Few peoples are described in the Bible with as much hostility as the Philistines, who lived in the coastal plain during the period it documents. In Judges and in 1 Samuel, the Philistines are described as being "uncircumcised" and presented as one of the most despised enemies of the Jewish people and its leaders, from Samson to King David. Recent archaeological discoveries in Israel, however, cast a different light on the relations between the two peoples. Research into the dispersal of Philistine cooking methods among various populations in Israel shows that the Philistines spread their culture beyond the areas under their control. While the two cultures never mixed, the early Hebrews apparently copied many important components of the Philistine lifestyle.
Excavations in Philistine cities carried out over the past several years offer a picture of a people with a rich and interesting culture that often conflicts with their biblical image. "They were very sophisticated for their time," Prof. Aren Maeir, chairman of the Martin (Szusz) Department of Land of Israel Studies and Archaeology at Bar-Ilan University and director of the Tell es-Safi/Gath Archaeological Project.
"There's no doubt that the social organization of the Philistines was much more developed than that of the Israelites, and apparently of the Canaanites as well." An article by Maeir and his colleagues on the cooking methods and the diet of the Philistines and neighboring populations, due to appear in a forthcoming issue of the American Journal of Archaeology, examines the cultural inter-relations among the various groups.
Unlike most of the peoples living in the region in the biblical era, the Philistines were not Semites, but rather one of the Sea Peoples who immigrated from the Aegean Sea region of today's Greece and western Turkey. They brought with them technologies new to the area, including a wide range of pottery vessels and a sophisticated political organization.
They prepared meals in a characteristic sealed pottery vessel suited to long cooking times at low heat, while most inhabitants of Canaan at the time used open pots and faster cooking methods. The bones found at the Philistine cities showed that their diet was also different from those of their neighbors. While the Canaanites and Israelites ate mainly beef and lamb, the Philistines ate mainly pork, with an occasional meal of dog meat. The Philistines' wine culture was also very well-developed.

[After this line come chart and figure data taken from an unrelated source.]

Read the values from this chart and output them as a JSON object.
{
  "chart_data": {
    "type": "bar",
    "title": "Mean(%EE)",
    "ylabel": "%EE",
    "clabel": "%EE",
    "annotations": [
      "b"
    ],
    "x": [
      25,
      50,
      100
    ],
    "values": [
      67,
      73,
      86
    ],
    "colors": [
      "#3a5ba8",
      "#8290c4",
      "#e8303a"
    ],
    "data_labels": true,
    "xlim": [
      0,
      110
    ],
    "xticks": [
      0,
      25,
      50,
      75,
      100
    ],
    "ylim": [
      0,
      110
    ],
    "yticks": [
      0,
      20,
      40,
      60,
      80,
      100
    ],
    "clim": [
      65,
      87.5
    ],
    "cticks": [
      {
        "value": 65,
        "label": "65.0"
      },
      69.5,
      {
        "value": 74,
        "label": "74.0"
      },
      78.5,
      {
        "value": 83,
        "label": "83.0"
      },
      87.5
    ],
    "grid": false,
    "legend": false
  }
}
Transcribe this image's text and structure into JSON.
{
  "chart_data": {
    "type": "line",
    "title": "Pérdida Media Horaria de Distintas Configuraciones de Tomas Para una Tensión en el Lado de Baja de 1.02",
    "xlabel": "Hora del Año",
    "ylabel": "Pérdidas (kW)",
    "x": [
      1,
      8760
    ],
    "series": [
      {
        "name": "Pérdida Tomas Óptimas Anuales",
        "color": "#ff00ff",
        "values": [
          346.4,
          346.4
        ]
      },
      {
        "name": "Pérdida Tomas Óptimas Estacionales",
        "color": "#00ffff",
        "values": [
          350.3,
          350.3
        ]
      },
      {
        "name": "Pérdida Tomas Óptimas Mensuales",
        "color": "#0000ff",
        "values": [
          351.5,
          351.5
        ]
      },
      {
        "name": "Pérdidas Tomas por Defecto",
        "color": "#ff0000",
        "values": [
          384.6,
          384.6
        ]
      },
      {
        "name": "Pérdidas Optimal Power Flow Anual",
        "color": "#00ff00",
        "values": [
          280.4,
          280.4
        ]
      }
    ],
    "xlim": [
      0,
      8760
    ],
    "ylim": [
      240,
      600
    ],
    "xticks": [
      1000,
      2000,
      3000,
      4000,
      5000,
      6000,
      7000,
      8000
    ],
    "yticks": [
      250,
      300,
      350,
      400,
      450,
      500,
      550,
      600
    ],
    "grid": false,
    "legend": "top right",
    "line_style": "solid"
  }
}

Until recently, researchers believed the Philistines assimilated into the local population, and their culture died out after about 200 years. Not so, Maeir says. "Findings from the digs at Gath (Tell es-Safi) and other Philistine sites show that their unique cooking implements continued to appear centuries after their arrival," proving that the Philistines preserved many aspects of their culture for centuries.
In addition, the Philistine pots spread to other areas of Canaan. And, Maeir recalls, even the biblical stories of constant conflict between the Israelites and the Philistines has another side. "It's true that Samson comes into conflict with the Philistines repeatedly," Maeir said, "but on the other hand he also chooses Philistine wives - not once, but twice.